Ken: Number one? Don’t quit your day job. In 2015, the Writers’ Union of Canada published a survey of Canadian authors. Today, on average, we are making 27 per cent less than in 1998. If we relied solely on writing-related earnings, 80 per cent of authors would be living below the poverty line. Our average income: $12,900. Median income: less than $5,000. In the United Kingdom, things are even worse. The incomes of British authors have dropped 29 per cent in the last eight years. Less than 12 per cent of them make their living by writing, compared to 40 per cent in 2005.
Why are things so tough? We all know the digital revolution is transforming the book industry, wreaking particular havoc among independent booksellers. When a writer sells a book to a traditional publisher, he or she receives an advance against royalties based on projected sales. If a book is projected to sell 5,000 copies, the best advance you can hope for is $15,000, and that would be spread out over a couple of years. Wait, what about grants? Doesn’t the Canada Council offer grants worth $25,000? Indeed it does. But a writer can only receive two grants in any four-year period, which works out to a maximum of $12,500 per year. Most granting agencies have similar conditions. And landing a grant is ridiculously difficut. Too many applicants, not enough funds. Until you write a “breakout book,” think of writing books as a vocation. Don’t quit your day job.
Lee: What’s the best part about teaching Creative Writing at the School of Continuing Studies?
ken in tarbertKen: Best part: you’re working with people who want to learn what you’re teaching. They’re interested and motivated and that makes all the difference. These days, I teach online and also in the week-long summer school. Moving to online forced me to clarify and organize my thoughts. I could no longer skate by on my good looks and one-liners (ha ha). Also, ten weeks is just about right. Some courses run sixteen weeks, but in my view, that is too long. I like the summer school for different reasons: mainly, the intensity. It is amazing how much you can accomplish, and how well you can get to know each other. Finally, I am proud to be associated with University of Toronto, one of the leading universities in North America.
Lee: As an instructor at the School, you meet people at different stages of their development as writers. Tell us about a memorable experience of sharing your knowledge with students.
Ken: Working online, I have especially enjoyed interacting with writers based in Japan, Uganda, Seattle, or Singapore. Quite a number of my students have gone on to graduate studies, and a few have published books. Usually that comes later. In class, I get people to write on the spot. When I see a really creative response to a particular exercise, I get a kick out of that.
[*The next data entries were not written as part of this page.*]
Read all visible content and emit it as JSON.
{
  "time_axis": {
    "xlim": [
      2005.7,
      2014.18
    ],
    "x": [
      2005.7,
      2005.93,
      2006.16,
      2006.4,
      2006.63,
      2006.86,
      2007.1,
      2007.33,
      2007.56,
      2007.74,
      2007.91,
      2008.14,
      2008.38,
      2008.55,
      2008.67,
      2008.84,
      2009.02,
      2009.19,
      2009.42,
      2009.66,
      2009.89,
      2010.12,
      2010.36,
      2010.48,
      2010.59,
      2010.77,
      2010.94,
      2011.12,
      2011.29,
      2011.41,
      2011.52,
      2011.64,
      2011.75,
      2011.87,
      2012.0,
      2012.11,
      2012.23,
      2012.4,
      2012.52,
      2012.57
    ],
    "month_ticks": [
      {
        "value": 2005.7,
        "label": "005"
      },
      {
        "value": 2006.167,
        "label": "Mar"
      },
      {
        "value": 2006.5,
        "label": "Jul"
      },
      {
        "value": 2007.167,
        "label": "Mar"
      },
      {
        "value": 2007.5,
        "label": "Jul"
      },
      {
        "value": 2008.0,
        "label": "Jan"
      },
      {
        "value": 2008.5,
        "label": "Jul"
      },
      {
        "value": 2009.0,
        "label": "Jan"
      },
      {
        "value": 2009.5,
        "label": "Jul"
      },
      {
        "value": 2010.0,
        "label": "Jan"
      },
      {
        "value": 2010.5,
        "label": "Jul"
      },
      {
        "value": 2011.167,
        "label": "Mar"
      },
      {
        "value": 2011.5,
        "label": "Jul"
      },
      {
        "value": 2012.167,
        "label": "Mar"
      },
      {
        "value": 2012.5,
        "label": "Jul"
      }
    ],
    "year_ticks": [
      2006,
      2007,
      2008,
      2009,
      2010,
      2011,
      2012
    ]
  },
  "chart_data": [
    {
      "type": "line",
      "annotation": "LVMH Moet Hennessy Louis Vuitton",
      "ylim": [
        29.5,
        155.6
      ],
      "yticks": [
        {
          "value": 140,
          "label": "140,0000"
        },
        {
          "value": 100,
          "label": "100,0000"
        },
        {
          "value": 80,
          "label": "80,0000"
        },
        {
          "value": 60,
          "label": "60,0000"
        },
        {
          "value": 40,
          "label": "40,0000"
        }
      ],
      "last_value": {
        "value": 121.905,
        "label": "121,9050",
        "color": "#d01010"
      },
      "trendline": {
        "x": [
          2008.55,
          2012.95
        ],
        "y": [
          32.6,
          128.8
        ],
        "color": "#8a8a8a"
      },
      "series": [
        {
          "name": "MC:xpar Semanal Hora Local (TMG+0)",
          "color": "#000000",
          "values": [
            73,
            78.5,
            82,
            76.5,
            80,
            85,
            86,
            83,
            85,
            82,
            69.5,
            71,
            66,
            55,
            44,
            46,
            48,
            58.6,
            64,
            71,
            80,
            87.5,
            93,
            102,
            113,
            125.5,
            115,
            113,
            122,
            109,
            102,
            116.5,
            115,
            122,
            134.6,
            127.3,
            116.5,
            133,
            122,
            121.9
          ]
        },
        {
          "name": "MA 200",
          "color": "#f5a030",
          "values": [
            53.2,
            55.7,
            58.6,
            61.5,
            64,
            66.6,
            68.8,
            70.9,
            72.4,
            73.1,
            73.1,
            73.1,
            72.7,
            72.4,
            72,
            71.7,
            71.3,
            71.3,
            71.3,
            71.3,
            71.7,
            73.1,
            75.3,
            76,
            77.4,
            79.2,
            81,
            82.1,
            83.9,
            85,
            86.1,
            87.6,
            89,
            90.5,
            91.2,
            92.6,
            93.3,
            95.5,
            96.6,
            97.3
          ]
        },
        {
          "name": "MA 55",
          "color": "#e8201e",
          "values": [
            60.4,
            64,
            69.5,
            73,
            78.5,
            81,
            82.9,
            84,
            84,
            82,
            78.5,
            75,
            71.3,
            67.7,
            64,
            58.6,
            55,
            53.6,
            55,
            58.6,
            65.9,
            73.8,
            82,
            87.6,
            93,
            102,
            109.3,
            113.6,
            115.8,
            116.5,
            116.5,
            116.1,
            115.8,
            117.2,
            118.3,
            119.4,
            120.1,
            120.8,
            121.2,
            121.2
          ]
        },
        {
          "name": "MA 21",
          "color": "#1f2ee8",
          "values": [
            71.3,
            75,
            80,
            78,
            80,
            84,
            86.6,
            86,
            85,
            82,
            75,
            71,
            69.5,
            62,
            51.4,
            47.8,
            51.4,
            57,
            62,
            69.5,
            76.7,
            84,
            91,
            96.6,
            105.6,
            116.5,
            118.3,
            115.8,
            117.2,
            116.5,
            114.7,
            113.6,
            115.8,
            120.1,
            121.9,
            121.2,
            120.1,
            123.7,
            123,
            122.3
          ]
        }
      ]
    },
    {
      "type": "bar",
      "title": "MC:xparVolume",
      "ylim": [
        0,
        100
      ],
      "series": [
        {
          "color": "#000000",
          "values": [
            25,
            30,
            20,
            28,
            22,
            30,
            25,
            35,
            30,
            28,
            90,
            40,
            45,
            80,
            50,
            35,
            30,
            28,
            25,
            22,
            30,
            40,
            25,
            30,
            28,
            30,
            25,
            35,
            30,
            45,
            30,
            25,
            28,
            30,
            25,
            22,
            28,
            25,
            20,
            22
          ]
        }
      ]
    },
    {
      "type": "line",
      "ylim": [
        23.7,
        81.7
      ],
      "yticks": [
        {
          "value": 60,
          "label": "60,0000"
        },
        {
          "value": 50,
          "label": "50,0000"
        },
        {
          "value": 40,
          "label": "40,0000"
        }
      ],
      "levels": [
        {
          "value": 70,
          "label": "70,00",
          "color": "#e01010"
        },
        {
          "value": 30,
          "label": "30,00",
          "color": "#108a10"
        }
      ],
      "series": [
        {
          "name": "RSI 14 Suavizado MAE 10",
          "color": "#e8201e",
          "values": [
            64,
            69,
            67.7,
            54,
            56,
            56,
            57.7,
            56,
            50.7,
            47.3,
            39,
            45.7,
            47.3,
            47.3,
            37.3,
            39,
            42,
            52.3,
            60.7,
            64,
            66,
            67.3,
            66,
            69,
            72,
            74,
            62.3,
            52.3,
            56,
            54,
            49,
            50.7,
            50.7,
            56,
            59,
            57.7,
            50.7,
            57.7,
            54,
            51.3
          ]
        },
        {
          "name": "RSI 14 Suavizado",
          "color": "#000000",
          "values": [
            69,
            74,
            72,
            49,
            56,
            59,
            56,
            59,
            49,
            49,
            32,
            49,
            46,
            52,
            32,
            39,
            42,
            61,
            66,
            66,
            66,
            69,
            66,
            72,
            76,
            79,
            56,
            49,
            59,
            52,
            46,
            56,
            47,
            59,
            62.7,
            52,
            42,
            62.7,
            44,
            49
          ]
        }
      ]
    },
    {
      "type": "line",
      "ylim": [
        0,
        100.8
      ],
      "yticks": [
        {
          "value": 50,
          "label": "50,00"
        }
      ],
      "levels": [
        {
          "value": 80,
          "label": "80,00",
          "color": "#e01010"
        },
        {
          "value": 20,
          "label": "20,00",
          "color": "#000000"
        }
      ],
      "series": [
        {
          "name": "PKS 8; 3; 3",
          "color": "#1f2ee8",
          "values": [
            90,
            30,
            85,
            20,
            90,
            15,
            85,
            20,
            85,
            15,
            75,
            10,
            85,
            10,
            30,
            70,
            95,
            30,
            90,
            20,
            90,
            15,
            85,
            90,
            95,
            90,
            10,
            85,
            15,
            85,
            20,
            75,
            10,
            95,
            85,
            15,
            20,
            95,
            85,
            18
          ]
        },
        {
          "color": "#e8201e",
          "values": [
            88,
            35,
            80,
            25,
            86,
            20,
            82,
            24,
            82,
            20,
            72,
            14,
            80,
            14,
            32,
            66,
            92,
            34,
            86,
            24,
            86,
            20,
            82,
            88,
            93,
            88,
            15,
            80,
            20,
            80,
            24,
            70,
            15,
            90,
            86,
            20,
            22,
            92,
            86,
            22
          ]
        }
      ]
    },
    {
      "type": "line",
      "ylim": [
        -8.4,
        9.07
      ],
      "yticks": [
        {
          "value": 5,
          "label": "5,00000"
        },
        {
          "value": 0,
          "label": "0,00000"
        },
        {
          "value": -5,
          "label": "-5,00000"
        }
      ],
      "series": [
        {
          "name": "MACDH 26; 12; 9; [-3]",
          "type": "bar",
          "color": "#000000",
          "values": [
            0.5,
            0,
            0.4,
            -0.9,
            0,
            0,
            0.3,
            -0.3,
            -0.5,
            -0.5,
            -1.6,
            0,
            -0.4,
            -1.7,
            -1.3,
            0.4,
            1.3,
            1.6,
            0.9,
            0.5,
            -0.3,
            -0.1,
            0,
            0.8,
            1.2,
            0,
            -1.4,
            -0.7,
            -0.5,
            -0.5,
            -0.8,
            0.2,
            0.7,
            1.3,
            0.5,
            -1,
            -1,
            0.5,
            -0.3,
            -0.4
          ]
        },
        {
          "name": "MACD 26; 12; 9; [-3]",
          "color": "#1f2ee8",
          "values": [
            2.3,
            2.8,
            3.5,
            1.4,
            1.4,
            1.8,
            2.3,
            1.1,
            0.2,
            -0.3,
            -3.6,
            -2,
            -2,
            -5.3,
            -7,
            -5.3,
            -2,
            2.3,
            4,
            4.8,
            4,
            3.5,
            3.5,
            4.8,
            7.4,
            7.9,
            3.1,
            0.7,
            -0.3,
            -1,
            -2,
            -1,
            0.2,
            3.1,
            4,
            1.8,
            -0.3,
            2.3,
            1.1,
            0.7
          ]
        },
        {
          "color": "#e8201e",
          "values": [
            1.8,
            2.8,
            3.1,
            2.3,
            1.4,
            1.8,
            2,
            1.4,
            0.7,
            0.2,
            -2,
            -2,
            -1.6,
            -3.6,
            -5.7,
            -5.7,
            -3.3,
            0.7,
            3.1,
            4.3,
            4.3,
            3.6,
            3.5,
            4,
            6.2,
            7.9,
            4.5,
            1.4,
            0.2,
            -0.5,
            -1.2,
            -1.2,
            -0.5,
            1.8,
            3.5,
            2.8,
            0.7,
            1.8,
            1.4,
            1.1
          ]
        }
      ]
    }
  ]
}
Last summer, one writer knocked my socks off with a double-whammy, incorporating a point-of-view lesson into an exercise on plotting. Last month, when I launched Celtic Lightning in Toronto, I was thrilled to see more than a dozen former students turn out.
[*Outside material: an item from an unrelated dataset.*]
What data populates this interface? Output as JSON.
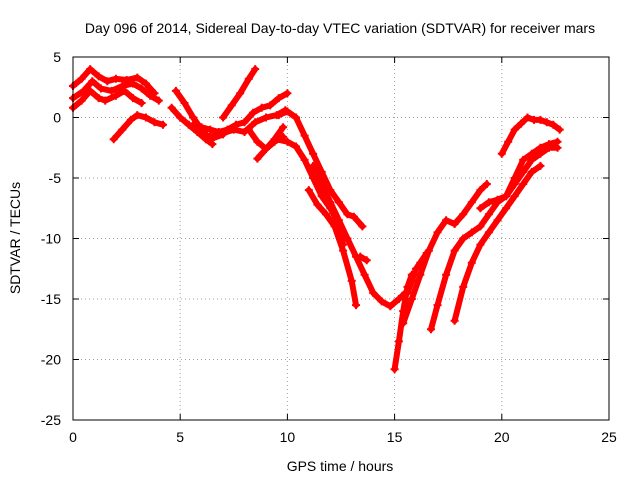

Lee: Has teaching at the School had any impact on your writing?
Ken: I believe that, by compelling me to think about craft (e.g., what is wrong here?), teaching at U of T has done so, yes. I see the result when I compare my latest book, Celtic Lightning: How the Scots and the Irish Created a Canadian Nation, with How the Scots Invented Canada, which I published in 2010. I do love that earlier work. But I think the new one is broader, deeper, more original, and better crafted. It is broader because it treats both Scottish and Irish figures. It is deeper because it does not confine itself mainly to those who have lived in Canada, but goes back to the 1100s and beyond. It is original in arguing that (1) Canadian historians have been wrong to assume the limitations of geographers; that (2) genealogists provide a better model for historians; and that (3) Richard Dawkins has introduced a mechanism that explains the transmission of values and ideas through generations and across oceans. Is the book better crafted? I believe so, and think that teaching has forced me to refine my craft, and to consider, for example, how best to incorporate personal presence and use it as a unifying device. You see the end result, I think, in Celtic Lightning. But that, finally, is a matter for readers to judge.